Meredith Emerson is now missing. If I was ambulatory, instead of bound to this damned wheelchair, I’d be on a horse freezing my ass off looking for her.

It would not be the first time I looked for MIAs in deep woods, although those days are past for me. There is a “person of interest” in this case, which makes my cynical self wince. I am forbidden by lawyers from naming my father’s murderers online; likewise, I’ll let the mainstream media crucify the last person seen talking to Meredith Emerson. I’ll give him a pass to one degree: turn in and talk about it. She’s an attractive woman; I’d hit on her and talk to her…if that’s all it is, talk to our local cops about it. If you don’t, then some of us victim’s rights people are going to take a dim view of you.

I need to defend “hillbillies” here. The “person of interest” is from DeKalb County. That is adjacent to Fulton County, and an integral part of Atlanta. In short, he ain’t from around here.

One other thing the media isn’t reporting; a footnote:

Blood Mountain is so named because a nasty battle was fought there between Native Americans and settlers eager to get at the Dahlonega gold fields (which preceded the 1849 California strike). It set the stage for the Trail of Tears, another proud chapter in our history. (Sarcasm intended…I am an honorary Cherokee by virtue of doing some legal work for them in the 1970s; I blush, but the “Ward Churchill” membership card makes me as much of an Injun as he will ever be.)

We need to pray for this girl, Meredith Emerson.
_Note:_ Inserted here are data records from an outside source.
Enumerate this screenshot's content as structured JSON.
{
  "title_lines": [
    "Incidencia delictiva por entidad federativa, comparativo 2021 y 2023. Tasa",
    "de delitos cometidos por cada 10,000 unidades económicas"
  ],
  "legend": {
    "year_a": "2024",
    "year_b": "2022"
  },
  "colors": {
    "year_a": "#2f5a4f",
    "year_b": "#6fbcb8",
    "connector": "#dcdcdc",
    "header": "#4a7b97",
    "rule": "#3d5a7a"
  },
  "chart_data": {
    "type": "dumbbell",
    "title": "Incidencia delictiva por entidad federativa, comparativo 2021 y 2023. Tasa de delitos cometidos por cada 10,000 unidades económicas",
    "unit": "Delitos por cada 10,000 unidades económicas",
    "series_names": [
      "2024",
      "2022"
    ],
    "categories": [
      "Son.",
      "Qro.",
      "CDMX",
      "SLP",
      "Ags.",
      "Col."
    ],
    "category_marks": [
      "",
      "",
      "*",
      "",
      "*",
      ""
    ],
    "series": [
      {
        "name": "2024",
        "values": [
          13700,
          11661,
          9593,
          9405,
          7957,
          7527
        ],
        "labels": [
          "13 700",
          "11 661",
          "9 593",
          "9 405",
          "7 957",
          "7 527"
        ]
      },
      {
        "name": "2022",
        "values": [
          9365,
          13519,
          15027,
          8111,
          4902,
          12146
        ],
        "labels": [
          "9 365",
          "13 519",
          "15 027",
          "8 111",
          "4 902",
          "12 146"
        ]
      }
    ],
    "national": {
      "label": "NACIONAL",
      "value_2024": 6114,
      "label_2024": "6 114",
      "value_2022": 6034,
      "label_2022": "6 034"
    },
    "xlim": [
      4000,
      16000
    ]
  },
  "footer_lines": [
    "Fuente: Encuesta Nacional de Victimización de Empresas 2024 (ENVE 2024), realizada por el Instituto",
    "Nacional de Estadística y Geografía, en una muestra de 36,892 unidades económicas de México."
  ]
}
I’d be out looking for her if there was any way I could. We have competent search teams who know this wilderness.

If the worst case scenario turns out to be true, this is not a hillbilly thing. Someone came up here to do this. We are scary when we pop out of the woods with our green teeth and smelly bodies, but we don’t hurt people. We don’t attack flatlanders; as I write this, there are dozens of “hillbillies” combing the worst wilderness on the East Coast looking for a woman we’re hoping is nothing more than lost and injured.

It sounds cruel, but I am hoping that this is what the coroners used to call “misadventure”. She fell off a trail—and those in Vogel are steep—and broke something. My dogs would stick by me in such a circumstance, but they would respond to searchers. The weather has been brutal by Georgia standards, but there is always a chance. It ain’t over ‘til it’s over.

Meredith Emerson is a flatlander; she came up here from Buford, Georgia, a suburb of Atlanta. The “person of interest” is from Dekalb County, also a suburb of Atlanta.

Hundreds of “Deliverance” hillbillies are out searching every stream and backwater to find this woman. I hope this explains my love/hate relationship with this movie.

Back in the real world, please join me in praying that there is a positive outcome to this family’s nightmare.